Présentation BRFF 2016 : Jesus est un jeune homme discret qui rêve d’un jour briller sous les feux des projecteurs alors qu’il travaille en tant que coiffeur dans un café-concert pour travestis à La Havane. Sous la tutelle de Mama, il monte à son tour sur scène et se transcende à travers le personnage de Viva. Mais le bonheur ne dure pas. Son père malade réapparait après une longue incarcération et lui interdit formellement de se travestir. Jesus doit alors choisir entre l’amour de la scène et celui de son père, pétri par de sombres préjugés. Viva nous plonge dans l’univers des transformistes et dans l’ambiance d’une ville aussi attachante que délabrée. Coup de chapeau au jeune acteur et à la réalisation vibrante et sensible laissant transparaître la beauté des lieux et la sensibilité des gens.
Acteurs : Jorge Perugorría, Luis Alberto García, Héctor Medina.
Nous ne sommes pas surpris par le fait que ce film irlando-cubain ait reçu deux prix, celui du public et celui de la critique à Dublin. C’est en début mars que Viva obtient le Prix du public au Festival international du film de Dublin et celui du meilleur film irlandais lors des Prix du Cercle des critiques de cinéma de Dublin organisés par le même festival.Mais il est probable que les motivations des uns et des autres soient différentes. Nous supposons (et notamment après avoir échangé entre critiques en sortie de vision de presse) que le public aura été sensible à l’émotion suscitée par le film tandis que les critiques auront relevé l’importance des thèmes abordés et surtout la prestation des acteurs et tout particulièrement de l’interprète principal.
De fait, plusieurs parmi nous relevaient que ce film jouait (trop) sur les émotions, amenait les spectateurs sur des rails et que donc le scénario était très prévisible, y compris une fin en forme de happy end très consensuel. Une majorité relevait l’étonnante et extraordinaire performance de Héctor Medina dont c’est le premier rôle au cinéma dans un long métrage. Héctor Medina avait joué auparavant le rôle de Raidel dans le court-métrage cubain Camionero (que l’on peut découvrir ici en VO sous-titrée en anglais) de Sebastián Miló en 2012 (Il n’a réalisé que deux courts ; celui-ci est le second). Camionero avait été remarqué à Cuba par le regard qu’il jette sur la violence et la pédagogique révolutionnaire (lire éventuellement cet article en espagnol publié sur le site Diaro de Cuba). Quoiqu’il en soit, ce court permettait de découvrir le talent de ce jeune acteur, talent qu’il déploie à merveille dans ce rôle d’un adolescent homosexuel qui se prostitue pour (sur)vivre et qui rêve de se travestir sur la scène d’un cabaret cubain et d’y chanter (NB : en playback).

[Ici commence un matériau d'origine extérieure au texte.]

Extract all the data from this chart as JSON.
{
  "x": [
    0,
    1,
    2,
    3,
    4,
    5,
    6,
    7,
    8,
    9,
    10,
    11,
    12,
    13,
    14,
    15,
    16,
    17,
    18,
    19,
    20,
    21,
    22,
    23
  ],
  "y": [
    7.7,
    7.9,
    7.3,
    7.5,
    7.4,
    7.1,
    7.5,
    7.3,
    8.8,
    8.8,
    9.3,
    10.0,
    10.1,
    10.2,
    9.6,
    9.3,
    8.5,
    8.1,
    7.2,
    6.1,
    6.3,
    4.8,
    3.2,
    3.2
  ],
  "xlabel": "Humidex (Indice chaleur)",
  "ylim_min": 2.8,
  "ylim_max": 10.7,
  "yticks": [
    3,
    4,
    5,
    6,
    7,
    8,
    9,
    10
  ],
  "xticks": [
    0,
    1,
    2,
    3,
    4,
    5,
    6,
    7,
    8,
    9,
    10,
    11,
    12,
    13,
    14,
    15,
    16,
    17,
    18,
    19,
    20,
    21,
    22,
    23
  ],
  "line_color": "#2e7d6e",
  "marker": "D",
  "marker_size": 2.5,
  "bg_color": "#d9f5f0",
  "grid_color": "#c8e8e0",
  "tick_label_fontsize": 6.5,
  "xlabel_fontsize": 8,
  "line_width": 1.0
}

Le film doit beaucoup également à son scénariste, Mark O’Halloran qui avait écrit auparavant des films de Lenny Abrahamson : Adam & Paul (2004) et Garage (2007). Egalement acteur, il joue le rôle de Ray dans Viva qui traite principalement de la rencontre d’un fils avec son père qu’il n’a plus vu depuis longtemps. Celui-ci, macho jusqu’au bout des doigts, meurtrier qui sort de prison où il était enfermé depuis quinze ans, a des idées bien arrêtées sur la masculinité et la virilité. Alors un fils "pédé" et qui en plus se travestit, cela ne passe pas. Cette rencontre est brutale et amènera l’un et l’autre à revoir leurs conceptions. Mais nous n’en révélerons pas plus, même si les destins semblent écrits dès le début du film. Viva est moins tragique que Strella (2009) de Panos H. Koutras (qui nous est venu à l’esprit durant la projection). Son film se déroulait à Athènes et racontait une histoire depuis le point de vue du père, Yiorgos qui sort de prison après quatorze ans. Dans un hôtel, il va rencontrer une chanteuse. Celle-ci est en réalité transsexuelle et se prostitue pour arrondir ses fins de mois. Yiorgos va se prendre d’une passion enflammée poru celle-ci. Mais elle est en réalité son fils, ce qu’il ne sait pas. Et ce genre d’histoire renvoie alors aux plus lointains mythes et tragédies grecs. Et l’on se doute que là, il n’y a pas de happy end !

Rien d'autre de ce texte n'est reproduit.